Dans les années 2000, c’est une réorganisation majeure qui marque un tournant décisif dans l’évolution de la filière. De constructeur, Airbus passe à architecte-intégrateur. Désormais, l’avionneur demande à ses sous-traitants de lui fournir, clé en main, du développement à la conception, des systèmes complets. Un restructuration qui engendre une hausse massive des effectifs dans les entreprises d’ingénierie et d’informatique sous-traitantes, forcées d’atteindre une taille critique pour répondre aux nouveaux besoins. De son côté, Airbus aussi augmente sa masse salariale suite à l’inauguration en 2004, à Blagnac, de l’usine d’assemblage de l’A380, qui emploie plus de 3 000 personnes. Une progression qui ne sera pas déstabilisée par la crise du secteur aérien suite aux attentats de 2001 à New York ni par celle des “subprimes” en 2008, bien au contraire.
Les commandes explosent, tant dans l’aéronautique que dans le spatial, à partir des année 2010. Au point que la filière doit à nouveau s’adapter et passer à la production de masse. Un virage que prend Airbus, symbolisé par le déménagement, en 2016, du siège mondial d’Airbus à Blagnac. Et pour augmenter sa capacité de production, l’avionneur a besoin de personnel. Selon l’Insee, « entre 2010 et 2019, l’emploi aérospatial augmente de 30% dans l’ex-région Midi-Pyrénées et atteint 80 000 salariés ». Mais pour les sous-traitants, les conditions se durcissent ; il faut produire plus, plus vite et moins cher. Pour cela, les délocalisations de l’activité se multiplient et la croissance des effectifs s’infléchit, encore contractée par la crise sanitaire due à la Covid-19.

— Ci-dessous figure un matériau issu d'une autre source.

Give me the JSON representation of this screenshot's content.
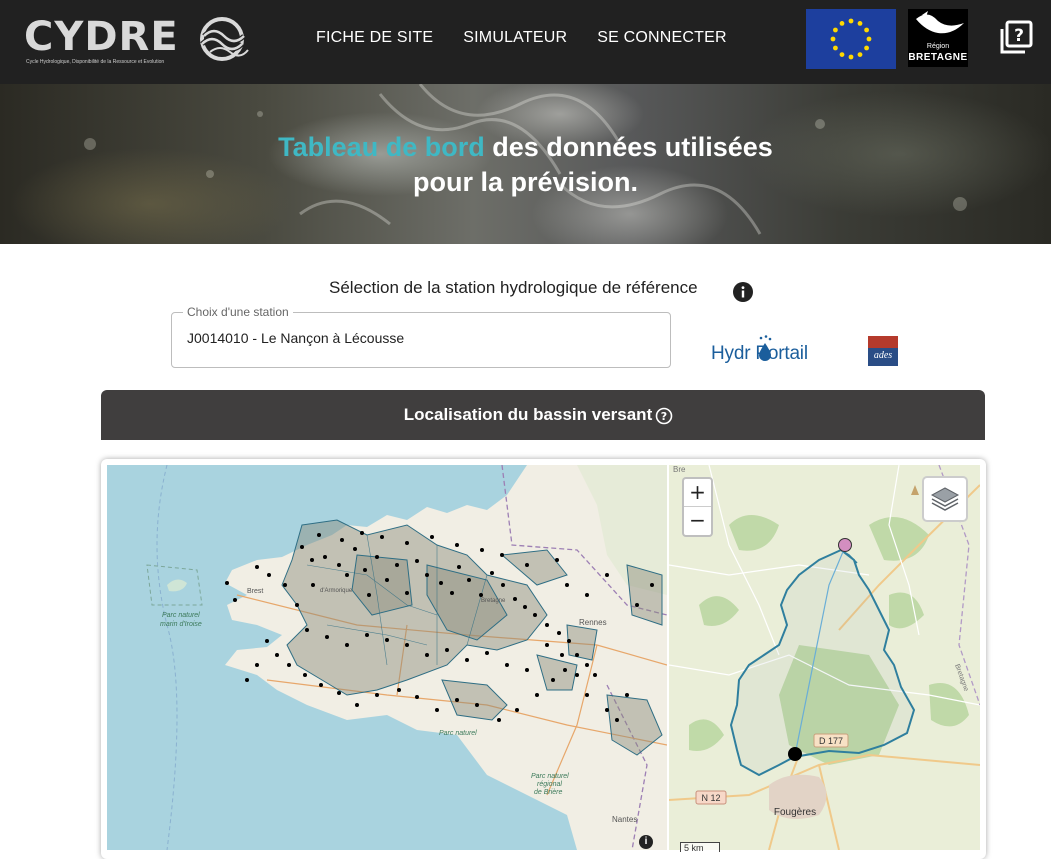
{
  "header": {
    "brand": "CYDRE",
    "tagline": "Cycle Hydrologique, Disponibilité de la Ressource et Evolution",
    "nav": [
      "FICHE DE SITE",
      "SIMULATEUR",
      "SE CONNECTER"
    ],
    "region_small": "Région",
    "region_name": "BRETAGNE",
    "icons": {
      "help": "help-square-icon",
      "eu": "eu-flag-icon"
    },
    "colors": {
      "bar": "#212121",
      "accent": "#3fb8c4",
      "eu_blue": "#1d3f9e",
      "eu_star": "#ffd800"
    }
  },
  "hero": {
    "title_accent": "Tableau de bord",
    "title_rest": " des données utilisées",
    "title_line2": "pour la prévision."
  },
  "station": {
    "label": "Sélection de la station hydrologique de référence",
    "field_label": "Choix d'une station",
    "value": "J0014010 - Le Nançon à Lécousse",
    "hydroportail": "Hydr  Portail",
    "ades": "ades"
  },
  "section": {
    "title": "Localisation du bassin versant",
    "colors": {
      "bar": "#403e3e"
    }
  },
  "map_left": {
    "labels": {
      "brest": "Brest",
      "parc_iroise_1": "Parc naturel",
      "parc_iroise_2": "marin d'Iroise",
      "rennes": "Rennes",
      "nantes": "Nantes",
      "parc_briere_1": "Parc naturel",
      "parc_briere_2": "régional",
      "parc_briere_3": "de Brière",
      "parc_golfe": "Parc naturel",
      "bretagne": "Bretagne",
      "armorique": "d'Armorique"
    },
    "attribution_icon": "info-icon"
  },
  "map_right": {
    "zoom_in": "+",
    "zoom_out": "−",
    "road_d177": "D 177",
    "road_n12": "N 12",
    "town": "Fougères",
    "scale": "5 km",
    "edge_label": "Bre",
    "side_label": "Bretagne",
    "layers_icon": "layers-icon"
  }
}
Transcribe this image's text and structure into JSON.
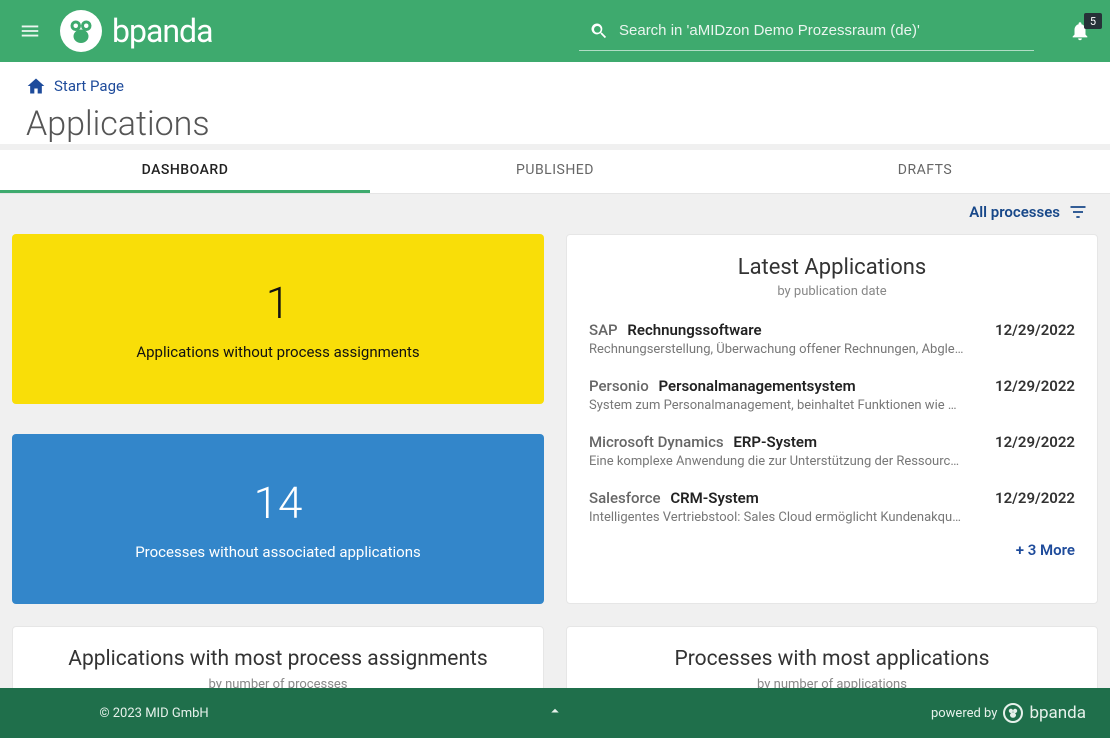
{
  "header": {
    "brand": "bpanda",
    "search_placeholder": "Search in 'aMIDzon Demo Prozessraum (de)'",
    "notification_count": "5"
  },
  "breadcrumb": {
    "label": "Start Page"
  },
  "page": {
    "title": "Applications"
  },
  "tabs": [
    {
      "label": "DASHBOARD",
      "active": true
    },
    {
      "label": "PUBLISHED",
      "active": false
    },
    {
      "label": "DRAFTS",
      "active": false
    }
  ],
  "filter": {
    "label": "All processes"
  },
  "tiles": {
    "no_process": {
      "value": "1",
      "caption": "Applications without process assignments"
    },
    "no_app": {
      "value": "14",
      "caption": "Processes without associated applications"
    }
  },
  "latest": {
    "title": "Latest Applications",
    "subtitle": "by publication date",
    "items": [
      {
        "vendor": "SAP",
        "product": "Rechnungssoftware",
        "desc": "Rechnungserstellung, Überwachung offener Rechnungen, Abgle…",
        "date": "12/29/2022"
      },
      {
        "vendor": "Personio",
        "product": "Personalmanagementsystem",
        "desc": "System zum Personalmanagement, beinhaltet Funktionen wie …",
        "date": "12/29/2022"
      },
      {
        "vendor": "Microsoft Dynamics",
        "product": "ERP-System",
        "desc": "Eine komplexe Anwendung die zur Unterstützung der Ressourc…",
        "date": "12/29/2022"
      },
      {
        "vendor": "Salesforce",
        "product": "CRM-System",
        "desc": "Intelligentes Vertriebstool: Sales Cloud ermöglicht Kundenakqu…",
        "date": "12/29/2022"
      }
    ],
    "more": "+ 3 More"
  },
  "bottom_cards": {
    "apps": {
      "title": "Applications with most process assignments",
      "sub": "by number of processes"
    },
    "procs": {
      "title": "Processes with most applications",
      "sub": "by number of applications"
    }
  },
  "footer": {
    "copyright": "© 2023 MID GmbH",
    "powered_prefix": "powered by",
    "powered_brand": "bpanda"
  }
}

Mauvais souvenir vite oublié, puisque dès 2021, Airbus enregistre à nouveau des records de commandes, poussant l’avionneur à recruter massivement. L’aéronautique se porte donc bien, alors que le spatial est sous tension. La faute à de nouveaux concurrents offensifs, à l’image de SpaceX, la société spécialisée dans l’astronautique et le vol spatial, d’Elon Musk, actuel directeur du département de l’Efficacité gouvernementale des États-Unis. Toutefois, « fin 2022, l’ensemble de la filière aéronautique et spatiale emploie 81 000 salariés et dépasse ainsi son niveau d’avant-Covid », conclut l’Insee.